You can use this line to convert back to original scale https://github.com/autonomousvision/monosdf/blob/main/dtu_eval/evaluate_single_scene.py#L100-L101.

You can refer to here if you crop an image https://github.com/autonomousvision/monosdf/blob/main/code/datasets/scene_dataset.py#L181-L201 and current code supports unequal height and width.

Which scenes are testing? How do you modify it?

DongyangHuLi commented 2 years ago

@niujinshuchong Hi，Thank you for your patience. I think I understand. If I convert the coordinate system to NDC, I think it will have the same effect，right?

niujinshuchong commented 2 years ago

@DongyangHuLi We haven't try it on NDC space. Maybe you need to convert it back to Euclidean space if you want to use the loss.

DongyangHuLi commented 2 years ago

@niujinshuchong Thanks for your patient reply! I have converted it back to Euclidean space to use the loss. I used your code in https://github.com/autonomousvision/monosdf/blob/f4393ef3a2639a580890c88bc1e6959cfca84803/code/utils/plots.py#L48 to generate my mesh, but the result seems terrible. Actually, I have some simple questions: The manipulation of images, camera poses and intrinsics in the code is to convert the scene to a normalized coordinate system to generate the mesh. If I want to generate a mesh for a scene, do I have to place the scene in a normalized coordinate system? I'm a little confused about this data preprocessing process. Can we not normalize or use some other normalization method? In my understanding, each image should correspond to the camera pose, and why after 'world_mat @ scale_mat' It can also generate the right rays? After I do the same with my data, it doesn't seem to work anymore. Thank you again for your reply!

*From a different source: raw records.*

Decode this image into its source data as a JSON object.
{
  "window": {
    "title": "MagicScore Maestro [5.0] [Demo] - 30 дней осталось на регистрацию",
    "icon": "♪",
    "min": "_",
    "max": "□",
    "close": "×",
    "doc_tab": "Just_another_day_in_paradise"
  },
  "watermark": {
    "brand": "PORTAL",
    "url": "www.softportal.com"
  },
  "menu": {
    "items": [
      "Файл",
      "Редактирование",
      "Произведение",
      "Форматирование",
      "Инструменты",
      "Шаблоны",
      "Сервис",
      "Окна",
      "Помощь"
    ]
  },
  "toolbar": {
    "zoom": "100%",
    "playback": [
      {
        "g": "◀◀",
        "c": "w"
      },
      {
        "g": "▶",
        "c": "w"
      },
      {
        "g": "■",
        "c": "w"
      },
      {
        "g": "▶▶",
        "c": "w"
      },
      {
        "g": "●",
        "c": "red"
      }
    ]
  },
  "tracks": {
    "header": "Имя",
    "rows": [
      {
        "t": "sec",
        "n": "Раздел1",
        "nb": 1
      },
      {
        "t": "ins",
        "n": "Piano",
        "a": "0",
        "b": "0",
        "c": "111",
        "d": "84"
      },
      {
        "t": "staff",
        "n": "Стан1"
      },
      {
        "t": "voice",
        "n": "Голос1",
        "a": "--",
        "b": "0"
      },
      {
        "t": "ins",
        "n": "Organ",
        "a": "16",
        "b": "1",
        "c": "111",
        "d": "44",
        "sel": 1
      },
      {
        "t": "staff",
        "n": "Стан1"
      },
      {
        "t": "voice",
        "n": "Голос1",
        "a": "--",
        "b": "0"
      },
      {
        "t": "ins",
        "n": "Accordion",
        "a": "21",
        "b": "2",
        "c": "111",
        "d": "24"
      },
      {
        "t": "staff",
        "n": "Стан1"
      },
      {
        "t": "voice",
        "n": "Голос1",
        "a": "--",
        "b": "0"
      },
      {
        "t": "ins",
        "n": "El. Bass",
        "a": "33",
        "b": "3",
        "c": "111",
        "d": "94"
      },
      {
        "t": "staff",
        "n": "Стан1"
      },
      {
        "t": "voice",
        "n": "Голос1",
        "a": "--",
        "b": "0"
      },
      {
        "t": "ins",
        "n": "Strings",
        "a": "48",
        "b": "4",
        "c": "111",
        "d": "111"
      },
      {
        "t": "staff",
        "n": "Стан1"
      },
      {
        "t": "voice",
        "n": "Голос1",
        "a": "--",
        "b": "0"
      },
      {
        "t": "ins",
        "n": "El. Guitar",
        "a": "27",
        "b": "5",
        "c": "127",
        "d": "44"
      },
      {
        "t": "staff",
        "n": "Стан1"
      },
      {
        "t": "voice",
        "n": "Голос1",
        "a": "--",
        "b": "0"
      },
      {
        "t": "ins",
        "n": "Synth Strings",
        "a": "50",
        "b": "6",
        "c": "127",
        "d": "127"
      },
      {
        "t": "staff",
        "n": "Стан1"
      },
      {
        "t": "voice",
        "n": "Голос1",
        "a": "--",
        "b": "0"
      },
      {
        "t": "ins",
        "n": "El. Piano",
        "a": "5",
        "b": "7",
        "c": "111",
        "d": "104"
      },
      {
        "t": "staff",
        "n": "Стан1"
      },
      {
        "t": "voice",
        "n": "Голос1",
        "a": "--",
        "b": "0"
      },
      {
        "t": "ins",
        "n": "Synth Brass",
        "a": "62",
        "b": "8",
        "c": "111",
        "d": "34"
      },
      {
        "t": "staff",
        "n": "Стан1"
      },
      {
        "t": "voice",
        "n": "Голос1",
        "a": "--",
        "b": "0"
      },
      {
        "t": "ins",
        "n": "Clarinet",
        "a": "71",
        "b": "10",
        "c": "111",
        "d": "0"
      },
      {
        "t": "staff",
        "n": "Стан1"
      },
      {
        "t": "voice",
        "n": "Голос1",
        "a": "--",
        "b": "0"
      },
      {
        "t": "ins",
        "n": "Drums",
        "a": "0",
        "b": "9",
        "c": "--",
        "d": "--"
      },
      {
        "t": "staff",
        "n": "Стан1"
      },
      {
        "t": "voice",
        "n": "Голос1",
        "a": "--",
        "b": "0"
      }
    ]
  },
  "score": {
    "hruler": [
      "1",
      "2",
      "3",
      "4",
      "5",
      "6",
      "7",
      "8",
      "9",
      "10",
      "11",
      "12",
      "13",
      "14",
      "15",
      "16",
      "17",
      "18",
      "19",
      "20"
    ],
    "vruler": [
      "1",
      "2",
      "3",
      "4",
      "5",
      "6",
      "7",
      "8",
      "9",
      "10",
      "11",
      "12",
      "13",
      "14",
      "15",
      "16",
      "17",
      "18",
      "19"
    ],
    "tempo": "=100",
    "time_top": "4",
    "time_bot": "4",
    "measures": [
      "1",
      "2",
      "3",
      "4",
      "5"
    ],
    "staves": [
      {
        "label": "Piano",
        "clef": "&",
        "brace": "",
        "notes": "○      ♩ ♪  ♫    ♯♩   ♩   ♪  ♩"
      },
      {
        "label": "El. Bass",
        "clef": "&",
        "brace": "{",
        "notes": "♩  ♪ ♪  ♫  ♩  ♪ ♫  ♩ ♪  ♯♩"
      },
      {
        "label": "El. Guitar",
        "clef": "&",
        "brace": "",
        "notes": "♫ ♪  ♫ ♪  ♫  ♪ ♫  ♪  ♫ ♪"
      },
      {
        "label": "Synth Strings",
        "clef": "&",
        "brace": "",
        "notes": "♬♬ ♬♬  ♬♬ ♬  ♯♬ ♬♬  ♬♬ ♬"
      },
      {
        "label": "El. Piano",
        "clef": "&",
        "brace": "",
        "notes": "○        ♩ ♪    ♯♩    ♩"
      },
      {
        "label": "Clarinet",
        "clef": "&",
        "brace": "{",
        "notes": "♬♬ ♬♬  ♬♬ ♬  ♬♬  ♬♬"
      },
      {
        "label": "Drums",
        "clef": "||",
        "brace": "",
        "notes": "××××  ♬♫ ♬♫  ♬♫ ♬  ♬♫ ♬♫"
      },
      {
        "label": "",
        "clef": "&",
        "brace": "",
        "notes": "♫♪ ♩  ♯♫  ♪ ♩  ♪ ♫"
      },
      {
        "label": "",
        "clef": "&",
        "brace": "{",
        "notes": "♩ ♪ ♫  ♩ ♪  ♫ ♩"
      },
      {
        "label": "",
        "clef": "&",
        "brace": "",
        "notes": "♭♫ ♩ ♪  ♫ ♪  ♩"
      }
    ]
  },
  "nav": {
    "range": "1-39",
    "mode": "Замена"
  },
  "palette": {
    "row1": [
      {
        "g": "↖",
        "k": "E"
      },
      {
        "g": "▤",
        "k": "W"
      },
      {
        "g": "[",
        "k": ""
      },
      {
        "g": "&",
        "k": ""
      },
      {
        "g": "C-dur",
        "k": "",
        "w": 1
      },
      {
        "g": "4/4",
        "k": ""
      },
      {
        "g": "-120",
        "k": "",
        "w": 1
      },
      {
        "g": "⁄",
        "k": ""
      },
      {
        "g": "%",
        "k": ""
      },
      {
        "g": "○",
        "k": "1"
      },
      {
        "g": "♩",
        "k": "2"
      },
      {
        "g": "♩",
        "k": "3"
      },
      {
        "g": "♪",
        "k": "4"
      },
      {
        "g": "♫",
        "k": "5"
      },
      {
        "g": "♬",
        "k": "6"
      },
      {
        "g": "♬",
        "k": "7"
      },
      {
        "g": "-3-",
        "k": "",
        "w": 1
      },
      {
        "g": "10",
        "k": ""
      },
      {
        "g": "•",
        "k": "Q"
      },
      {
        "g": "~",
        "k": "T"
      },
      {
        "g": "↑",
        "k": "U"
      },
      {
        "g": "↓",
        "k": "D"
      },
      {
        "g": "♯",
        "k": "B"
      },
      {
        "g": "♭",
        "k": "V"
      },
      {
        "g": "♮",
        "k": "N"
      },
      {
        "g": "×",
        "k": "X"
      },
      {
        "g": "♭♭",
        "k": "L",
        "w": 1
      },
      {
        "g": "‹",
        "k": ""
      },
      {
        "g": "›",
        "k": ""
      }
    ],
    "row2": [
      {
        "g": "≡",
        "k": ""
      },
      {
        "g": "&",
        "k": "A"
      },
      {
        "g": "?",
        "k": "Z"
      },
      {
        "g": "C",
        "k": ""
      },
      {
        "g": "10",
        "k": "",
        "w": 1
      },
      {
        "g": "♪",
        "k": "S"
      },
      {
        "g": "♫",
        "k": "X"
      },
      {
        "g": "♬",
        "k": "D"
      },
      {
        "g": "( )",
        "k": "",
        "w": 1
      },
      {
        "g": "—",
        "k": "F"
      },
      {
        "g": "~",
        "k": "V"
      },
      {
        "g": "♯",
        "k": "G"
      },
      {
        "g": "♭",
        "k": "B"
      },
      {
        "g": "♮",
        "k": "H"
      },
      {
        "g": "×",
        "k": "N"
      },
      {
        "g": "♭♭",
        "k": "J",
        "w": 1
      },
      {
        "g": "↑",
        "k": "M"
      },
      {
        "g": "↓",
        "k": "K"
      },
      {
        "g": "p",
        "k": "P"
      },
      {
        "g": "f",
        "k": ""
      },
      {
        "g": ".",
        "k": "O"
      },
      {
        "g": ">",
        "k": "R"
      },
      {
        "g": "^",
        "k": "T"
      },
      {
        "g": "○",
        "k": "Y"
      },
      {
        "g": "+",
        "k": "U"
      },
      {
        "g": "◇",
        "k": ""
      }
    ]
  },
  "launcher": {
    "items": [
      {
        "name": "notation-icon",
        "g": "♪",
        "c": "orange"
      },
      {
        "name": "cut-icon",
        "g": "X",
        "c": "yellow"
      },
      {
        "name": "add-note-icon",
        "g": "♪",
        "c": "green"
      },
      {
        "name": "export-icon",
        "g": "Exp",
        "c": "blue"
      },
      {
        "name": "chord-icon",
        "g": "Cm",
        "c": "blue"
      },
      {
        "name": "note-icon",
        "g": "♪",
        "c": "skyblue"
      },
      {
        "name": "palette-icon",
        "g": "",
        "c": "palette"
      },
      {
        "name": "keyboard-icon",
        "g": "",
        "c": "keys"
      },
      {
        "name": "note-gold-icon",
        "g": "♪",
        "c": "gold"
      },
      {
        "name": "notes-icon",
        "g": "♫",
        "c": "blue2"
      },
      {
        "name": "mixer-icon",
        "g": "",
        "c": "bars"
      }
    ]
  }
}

niujinshuchong commented 2 years ago

@DongyangHuLi

The workflow is: your original data -> normalised camera poses -> used for training and extract mesh -> convert back to original space.

The scale_mat is used to transform points in the normalised space to your original data pose. And the world_mat is the projection matrix which is K @ w2c_transform. Here w2c_transform is in your original data space.

DongyangHuLi commented 2 years ago

@niujinshuchong I see. Thank you very much！By the way，doesn't depth need to be converted accordingly?

niujinshuchong commented 2 years ago

@DongyangHuLi We use monocular depths which are up to scale and we compute the scale with least square formula on the fly during training. But if you want to use metric depth, you need to convert depth accordingly.

DongyangHuLi commented 2 years ago

@DongyangHuLi We use monocular depths which are up to scale and we compute the scale with least square formula on the fly during training. But if you want to use metric depth, you need to convert depth accordingly.

ok，thank you very much！

DongyangHuLi commented 2 years ago

@niujinshuchong Sorry, excuse me for asking one more question. If I want to use metric depth, how do I convert depth accordingly? : )

niujinshuchong commented 2 years ago

@DongyangHuLi You just need to multiply with the scale.

DongyangHuLi commented 2 years ago

@niujinshuchong Sorry, I seem to have made a silly mistake. : ) Thank you very much.